Traffic Coordination System for Space (TraCSS)

NOAA’s Office of Space Commerce (OSC) is developing the Traffic Coordination System for Space (TraCSS) to provide basic space situational awareness (SSA) data and services to civil and private space operators in support of spaceflight safety.

TraCSS is being developed to implement President Trump’s direction in Space Policy Directive 3 for the Department of Commerce to provide space operators with space traffic safety data and services, free of direct user fees.

As an Agile software development program, TracSS will continue to field iterative upgrades, add new capabilities, and migrate users from the Department of Defense. The initial version, released September 2024, distributes TraCSS-produced conjunction data messages (CDMs) to a beta set of users via the Space-Track.org interface. As the TraCSS user interface matures, OSC will migrate users to TraCSS.gov.

Stakeholders interested in engaging with TraCSS may reach out to TraCSS.Commerce@noaa.gov.

Stakeholders interested in offering the TraCSS team novel technology concepts, industry capability statements, and/or integration ideas may contact our new “TraCSS Innovation” email account.

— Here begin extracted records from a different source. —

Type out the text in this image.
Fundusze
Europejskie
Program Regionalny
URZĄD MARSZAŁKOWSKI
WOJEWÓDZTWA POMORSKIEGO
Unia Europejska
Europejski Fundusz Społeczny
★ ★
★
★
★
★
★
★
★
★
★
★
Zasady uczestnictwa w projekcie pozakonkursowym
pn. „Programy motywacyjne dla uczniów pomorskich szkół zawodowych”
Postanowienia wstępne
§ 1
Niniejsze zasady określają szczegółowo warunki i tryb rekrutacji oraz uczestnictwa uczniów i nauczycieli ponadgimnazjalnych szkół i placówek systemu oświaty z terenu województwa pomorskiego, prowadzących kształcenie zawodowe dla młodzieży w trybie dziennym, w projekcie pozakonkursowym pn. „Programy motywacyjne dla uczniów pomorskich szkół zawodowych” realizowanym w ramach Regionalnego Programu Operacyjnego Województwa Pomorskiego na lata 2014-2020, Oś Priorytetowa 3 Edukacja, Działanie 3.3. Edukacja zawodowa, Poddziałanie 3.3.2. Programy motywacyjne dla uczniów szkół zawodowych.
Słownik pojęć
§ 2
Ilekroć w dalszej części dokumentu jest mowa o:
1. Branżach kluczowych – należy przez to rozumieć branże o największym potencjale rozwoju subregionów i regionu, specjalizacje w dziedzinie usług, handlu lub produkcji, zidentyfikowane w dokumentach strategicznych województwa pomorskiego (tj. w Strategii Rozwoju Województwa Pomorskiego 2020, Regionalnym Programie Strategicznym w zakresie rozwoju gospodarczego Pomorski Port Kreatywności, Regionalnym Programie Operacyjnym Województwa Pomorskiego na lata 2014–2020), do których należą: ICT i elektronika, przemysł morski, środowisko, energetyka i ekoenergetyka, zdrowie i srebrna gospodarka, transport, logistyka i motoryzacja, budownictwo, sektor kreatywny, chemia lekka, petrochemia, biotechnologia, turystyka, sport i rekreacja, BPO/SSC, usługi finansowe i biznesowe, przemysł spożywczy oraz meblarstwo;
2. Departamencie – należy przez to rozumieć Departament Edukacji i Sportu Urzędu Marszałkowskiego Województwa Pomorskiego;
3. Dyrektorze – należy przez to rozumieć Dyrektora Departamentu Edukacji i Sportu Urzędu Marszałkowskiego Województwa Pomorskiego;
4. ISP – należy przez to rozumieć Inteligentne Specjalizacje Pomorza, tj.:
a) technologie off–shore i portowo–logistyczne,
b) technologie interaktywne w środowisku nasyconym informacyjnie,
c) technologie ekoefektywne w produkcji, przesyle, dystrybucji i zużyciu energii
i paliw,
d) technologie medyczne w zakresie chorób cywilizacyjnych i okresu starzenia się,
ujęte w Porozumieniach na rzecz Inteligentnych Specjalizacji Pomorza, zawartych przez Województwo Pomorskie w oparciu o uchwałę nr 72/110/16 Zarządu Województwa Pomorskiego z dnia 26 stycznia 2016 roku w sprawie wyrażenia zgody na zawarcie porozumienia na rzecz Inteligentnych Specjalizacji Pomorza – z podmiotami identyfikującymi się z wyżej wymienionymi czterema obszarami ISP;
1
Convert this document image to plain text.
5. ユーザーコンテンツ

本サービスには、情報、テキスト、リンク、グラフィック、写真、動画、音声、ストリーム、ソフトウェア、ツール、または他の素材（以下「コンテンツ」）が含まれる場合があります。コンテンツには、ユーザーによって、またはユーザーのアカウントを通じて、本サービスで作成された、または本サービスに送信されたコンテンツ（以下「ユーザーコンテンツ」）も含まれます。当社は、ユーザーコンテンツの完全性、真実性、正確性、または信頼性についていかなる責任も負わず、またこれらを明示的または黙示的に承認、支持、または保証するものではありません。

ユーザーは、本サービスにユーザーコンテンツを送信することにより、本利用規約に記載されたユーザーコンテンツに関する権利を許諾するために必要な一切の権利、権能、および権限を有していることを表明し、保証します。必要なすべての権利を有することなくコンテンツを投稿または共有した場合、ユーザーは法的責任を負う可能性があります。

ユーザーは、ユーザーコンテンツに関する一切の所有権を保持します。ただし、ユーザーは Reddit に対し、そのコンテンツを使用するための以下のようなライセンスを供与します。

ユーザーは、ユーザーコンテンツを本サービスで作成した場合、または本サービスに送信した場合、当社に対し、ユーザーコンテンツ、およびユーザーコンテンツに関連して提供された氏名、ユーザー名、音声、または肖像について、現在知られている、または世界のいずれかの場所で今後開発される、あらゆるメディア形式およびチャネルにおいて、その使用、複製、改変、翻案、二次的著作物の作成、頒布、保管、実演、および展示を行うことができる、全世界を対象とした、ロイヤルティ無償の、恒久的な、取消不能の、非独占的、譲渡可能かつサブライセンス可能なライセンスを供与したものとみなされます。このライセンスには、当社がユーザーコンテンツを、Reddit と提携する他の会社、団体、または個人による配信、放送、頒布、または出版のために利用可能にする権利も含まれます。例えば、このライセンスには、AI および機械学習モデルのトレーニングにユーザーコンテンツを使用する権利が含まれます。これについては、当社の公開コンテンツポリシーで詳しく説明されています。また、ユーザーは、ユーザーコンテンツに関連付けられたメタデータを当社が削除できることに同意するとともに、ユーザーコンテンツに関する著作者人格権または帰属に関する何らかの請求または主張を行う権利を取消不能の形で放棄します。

More information is available on the TraCSS Frequently Asked Questions webpage,

The TraCSS authorized user SMS opt-in form may be downloaded here (.DOC).

Recent Highlights

OSC Announces Awardees of the Commercial COLA Gap Pathfinder

On June 11, 2025, the NOAA Office of Space Commerce announced the selection of awardees for the Traffic Coordination System for Space (TraCSS) program’s Commercial Collision Avoidance (COLA) Gap Pathfinder effort. Together, these awards amount to a total of $10.1M. 

The “COLA gap” represents a critical challenge in space situational awareness (SSA): the period immediately after launch when traffic coordination services have uncertain or incomplete positional data on newly deployed satellites. 

Through this pathfinder, the Office of Space Commerce sought innovative commercial approaches to address this operational blind spot. After evaluating a strong pool of proposals from across the SSA industry, the program has awarded contracts to a select group of vendors whose collective capabilities show considerable potential to close the COLA gap and improve safety during the earliest phases of satellite deployment.